17The OPGT relies heavily on the fact that it did not have sufficient medical evidence to make the claim until early December 2008. However, as the Tribunal has determined in prior cases, the time lines under the Code are not suspended while a party gathers evidence in support of their claim of a violation. See Radomir Krajisnik v. Linamar Corp. 2011 HRTO 143.

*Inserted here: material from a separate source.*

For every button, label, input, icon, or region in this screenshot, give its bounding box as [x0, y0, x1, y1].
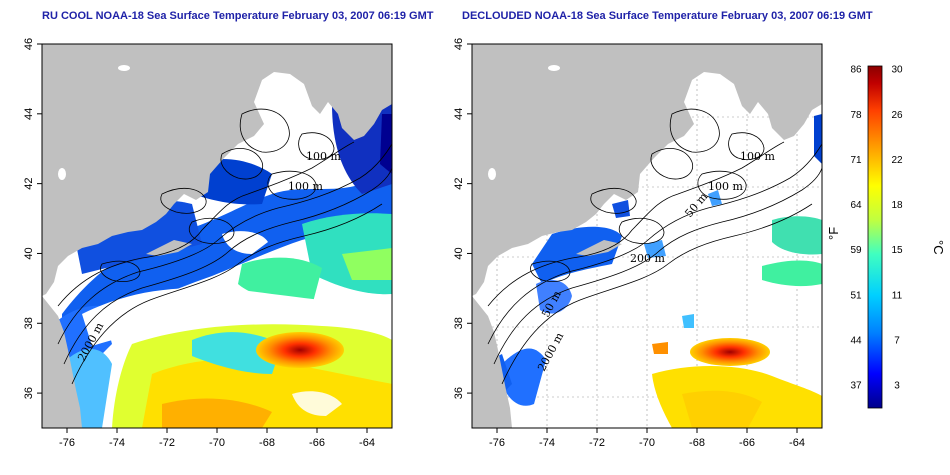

18The OPGT suggested in their final submissions that the respondents had withheld information in their possession that would have assisted it in making its determination. While it appears that the employer was less than fulsome in its responses to the OPGT’s enquiries - only providing precisely what was asked for - it is not clear that there was any withholding of information such as would inhibit the OPGT from filing the Application. In any case, I find that the information provided by the applicant in April 2008 was more than sufficient to allow the OPGT to proceed.

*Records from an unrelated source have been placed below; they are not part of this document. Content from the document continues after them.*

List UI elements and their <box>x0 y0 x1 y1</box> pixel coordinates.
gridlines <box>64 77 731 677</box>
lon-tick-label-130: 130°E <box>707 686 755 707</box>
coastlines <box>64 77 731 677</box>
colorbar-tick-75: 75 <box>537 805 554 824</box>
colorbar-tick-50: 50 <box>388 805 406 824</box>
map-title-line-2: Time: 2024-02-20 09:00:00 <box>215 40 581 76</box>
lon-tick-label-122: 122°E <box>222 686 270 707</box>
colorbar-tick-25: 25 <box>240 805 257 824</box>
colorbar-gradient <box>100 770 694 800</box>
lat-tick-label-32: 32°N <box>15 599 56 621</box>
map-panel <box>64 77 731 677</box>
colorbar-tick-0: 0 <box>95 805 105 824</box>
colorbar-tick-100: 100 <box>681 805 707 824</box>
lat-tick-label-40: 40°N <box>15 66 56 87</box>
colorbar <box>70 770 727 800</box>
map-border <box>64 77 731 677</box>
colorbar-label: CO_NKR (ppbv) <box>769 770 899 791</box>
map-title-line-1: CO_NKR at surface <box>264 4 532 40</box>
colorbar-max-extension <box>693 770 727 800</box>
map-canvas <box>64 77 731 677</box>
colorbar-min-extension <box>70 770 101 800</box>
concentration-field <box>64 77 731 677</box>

19In my view, based on the evidence, by April 2008 the OPGT had reason to make enquiries of the applicant’s Code rights; by that point the applicant had informed the OPGT that he believed his discharge over sleeping on the job to have been unfair and the OPGT had begun considering the applicant’s income for the purpose of motor vehicle accident benefits. Yet, the Application was not filed for another year.
20Further, even if I were to accept that the OPGT did not have reason to make enquiries until July 2008 when it was told by the Union that the applicant had been fired and it received a copy of the applicant’s termination letter, then certainly by the time the OPGT wrote the September 9, 2008 letter to the Union, the OPGT had knowledge of the essential facts that it believed supported a claim that the applicant’s discharge was discriminatory. Mr. Skwarok agreed that he had concluded likely in September/October 2008 that the applicant’s issues with respect to his termination should be pursued further. Yet, the Application was not filed for approximately another seven months.
21Rather than filing a human rights application with the Tribunal, the OPGT sought to ask the Union if it would re-open the grievance file and it sought further medical information. What legal advice was obtained is not in evidence, but Mr. Skwarok was clear when he stated that he wanted to explore other avenues of redress before commencing human rights litigation. It is settled law that pursuing other avenues of redress is not a good faith explanation for delay. See Rowe v. 416 Community Support Centre for Women, 2011 HRTO 710; Cartier v. Northeast Mental Health Centre 2009 HRTO 1670.
22In the circumstances of this case and for all of the above reasons, I find that the applicant has not provided a reasonable explanation for the lengthy delay in this case. Accordingly, I am not satisfied that the delay in filing this Application was incurred in good faith within the meaning of the Code. Given the absence of evidence that the delay was incurred in good faith, it is unnecessary to deal with the issue of potential prejudice to the respondents. The Tribunal is without jurisdiction to deal with this Application because it was filed more than one year after the last alleged incident of discrimination. The Application is, accordingly, dismissed.
Dated at Toronto, this 5th day of January, 2012.